As obras serão iniciadas ainda no primeiro semestre de 2012 e se estenderão até o final de 2013. Um projeto sem precedentes como este será um grande desafio de engenharia, principalmente por ser implementado com a fábrica em plena operação.

 

Maracanã Solar

Palco principal do futebol brasileiro e um dos estádios sede da Copa do Mundo de 2014, o Maracanã também será sustentável. A Light Esco e a EDF (Eletricité de France) firmaram uma parceria com o governo do Estado do Rio para implantação do projeto Maracanã Solar, que busca gerar energia fotovoltaica a partir da transformação de energia solar em eletricidade.

O projeto consiste na instalação de placas fotovoltaicas em uma área de 2,5 mil m² sobre o anel de compressão, que suportará sua nova cobertura feita de lona tensionada.  O Maracanã terá então capacidade para gerar 528 MWh por ano – cerca de 20% do que ele consome, o equivalente ao consumo anual de 240 residências.

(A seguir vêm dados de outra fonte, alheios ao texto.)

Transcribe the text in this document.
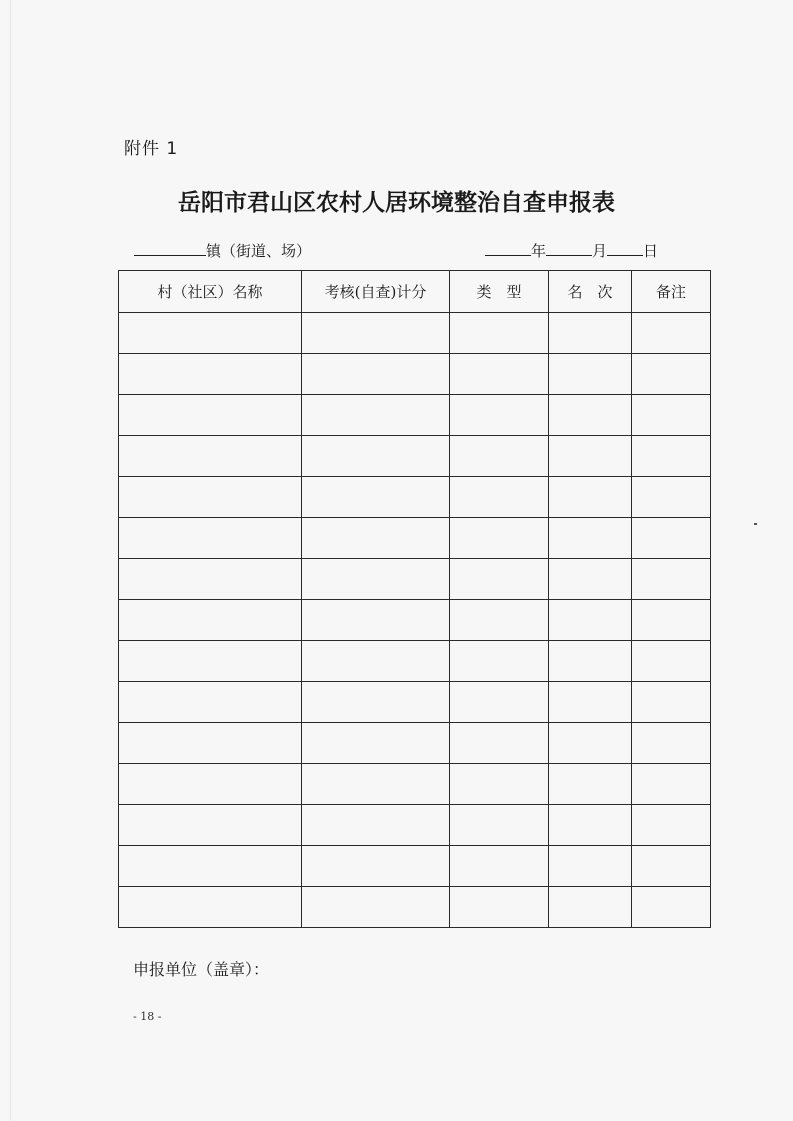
附件 1
岳阳市君山区农村人居环境整治自查申报表
镇（街道、场）	年	月 日
村（社区）名称	考核(自查)计分	类　型	名　次	备注

申报单位（盖章）：
- 18 -
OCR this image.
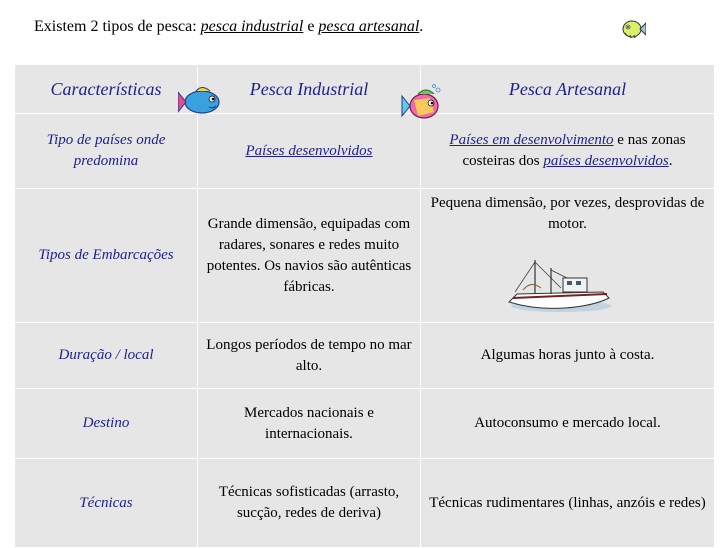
Existem 2 tipos de pesca: pesca industrial e pesca artesanal.
Características	Pesca Industrial	Pesca Artesanal
Tipo de países onde predomina	Países desenvolvidos	Países em desenvolvimento e nas zonas costeiras dos países desenvolvidos.
Tipos de Embarcações	Grande dimensão, equipadas com radares, sonares e redes muito potentes. Os navios são autênticas fábricas.	Pequena dimensão, por vezes, desprovidas de motor.

Duração / local	Longos períodos de tempo no mar alto.	Algumas horas junto à costa.
Destino	Mercados nacionais e internacionais.	Autoconsumo e mercado local.
Técnicas	Técnicas sofisticadas (arrasto, sucção, redes de deriva)	Técnicas rudimentares (linhas, anzóis e redes)
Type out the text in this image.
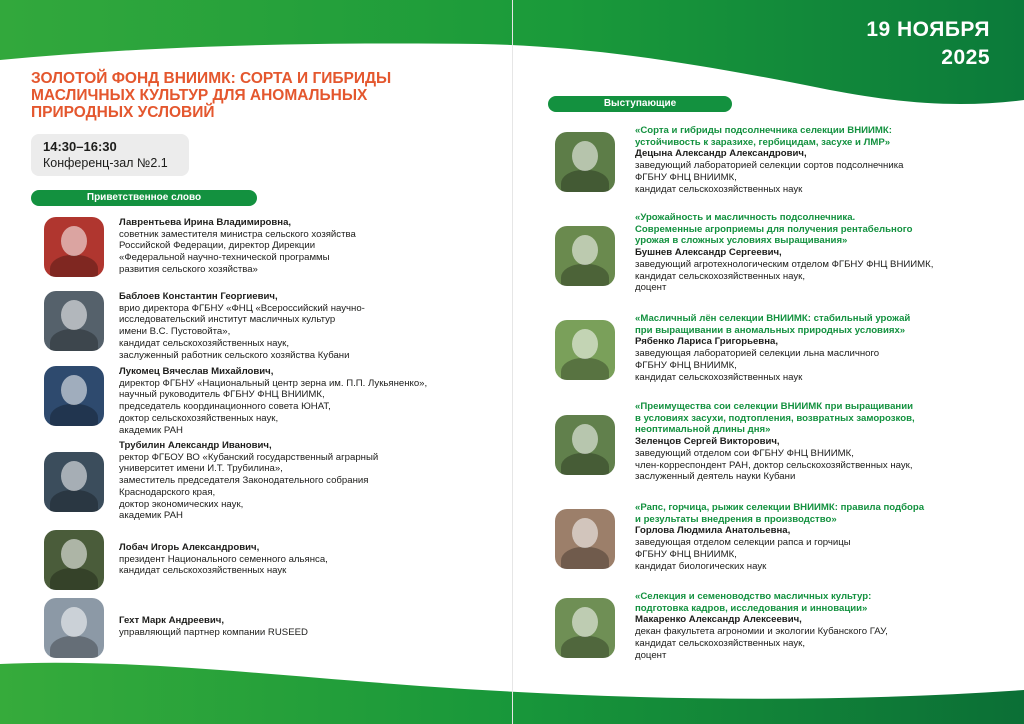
19 НОЯБРЯ
2025
ЗОЛОТОЙ ФОНД ВНИИМК: СОРТА И ГИБРИДЫ МАСЛИЧНЫХ КУЛЬТУР ДЛЯ АНОМАЛЬНЫХ ПРИРОДНЫХ УСЛОВИЙ
14:30–16:30
Конференц-зал №2.1
Приветственное слово
Выступающие
Лаврентьева Ирина Владимировна,
советник заместителя министра сельского хозяйства
Российской Федерации, директор Дирекции
«Федеральной научно-технической программы
развития сельского хозяйства»
Баблоев Константин Георгиевич,
врио директора ФГБНУ «ФНЦ «Всероссийский научно-
исследовательский институт масличных культур
имени В.С. Пустовойта»,
кандидат сельскохозяйственных наук,
заслуженный работник сельского хозяйства Кубани
Лукомец Вячеслав Михайлович,
директор ФГБНУ «Национальный центр зерна им. П.П. Лукьяненко»,
научный руководитель ФГБНУ ФНЦ ВНИИМК,
председатель координационного совета ЮНАТ,
доктор сельскохозяйственных наук,
академик РАН
Трубилин Александр Иванович,
ректор ФГБОУ ВО «Кубанский государственный аграрный
университет имени И.Т. Трубилина»,
заместитель председателя Законодательного собрания
Краснодарского края,
доктор экономических наук,
академик РАН
Лобач Игорь Александрович,
президент Национального семенного альянса,
кандидат сельскохозяйственных наук
Гехт Марк Андреевич,
управляющий партнер компании RUSEED
«Сорта и гибриды подсолнечника селекции ВНИИМК:
устойчивость к заразихе, гербицидам, засухе и ЛМР»
Децына Александр Александрович,
заведующий лабораторией селекции сортов подсолнечника
ФГБНУ ФНЦ ВНИИМК,
кандидат сельскохозяйственных наук
«Урожайность и масличность подсолнечника.
Современные агроприемы для получения рентабельного
урожая в сложных условиях выращивания»
Бушнев Александр Сергеевич,
заведующий агротехнологическим отделом ФГБНУ ФНЦ ВНИИМК,
кандидат сельскохозяйственных наук,
доцент
«Масличный лён селекции ВНИИМК: стабильный урожай
при выращивании в аномальных природных условиях»
Рябенко Лариса Григорьевна,
заведующая лабораторией селекции льна масличного
ФГБНУ ФНЦ ВНИИМК,
кандидат сельскохозяйственных наук
«Преимущества сои селекции ВНИИМК при выращивании
в условиях засухи, подтопления, возвратных заморозков,
неоптимальной длины дня»
Зеленцов Сергей Викторович,
заведующий отделом сои ФГБНУ ФНЦ ВНИИМК,
член-корреспондент РАН, доктор сельскохозяйственных наук,
заслуженный деятель науки Кубани
«Рапс, горчица, рыжик селекции ВНИИМК: правила подбора
и результаты внедрения в производство»
Горлова Людмила Анатольевна,
заведующая отделом селекции рапса и горчицы
ФГБНУ ФНЦ ВНИИМК,
кандидат биологических наук
«Селекция и семеноводство масличных культур:
подготовка кадров, исследования и инновации»
Макаренко Александр Алексеевич,
декан факультета агрономии и экологии Кубанского ГАУ,
кандидат сельскохозяйственных наук,
доцент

O projeto ainda evitará o despejo de 2,5 mil toneladas de gás carbônico na atmosfera.

A energia limpa começa a ser gerada no início de 2013 e poderá ser comercializada no mercado livre para amortização do investimento. Após o período de amortização, a usina será transferida para o Estado do Rio, que poderá consumir a energia gerada no próprio Maracanã ou em outra instalação do Estado.

Os painéis também podem ser colocados em outras instalações do complexo, como o Maracanãzinho, o Parque Aquático Júlio de Lamare e Estádio de Atletismo Célio de Barro; e do entorno, como a Universidade Estadual do Rio de Janeiro (UERJ).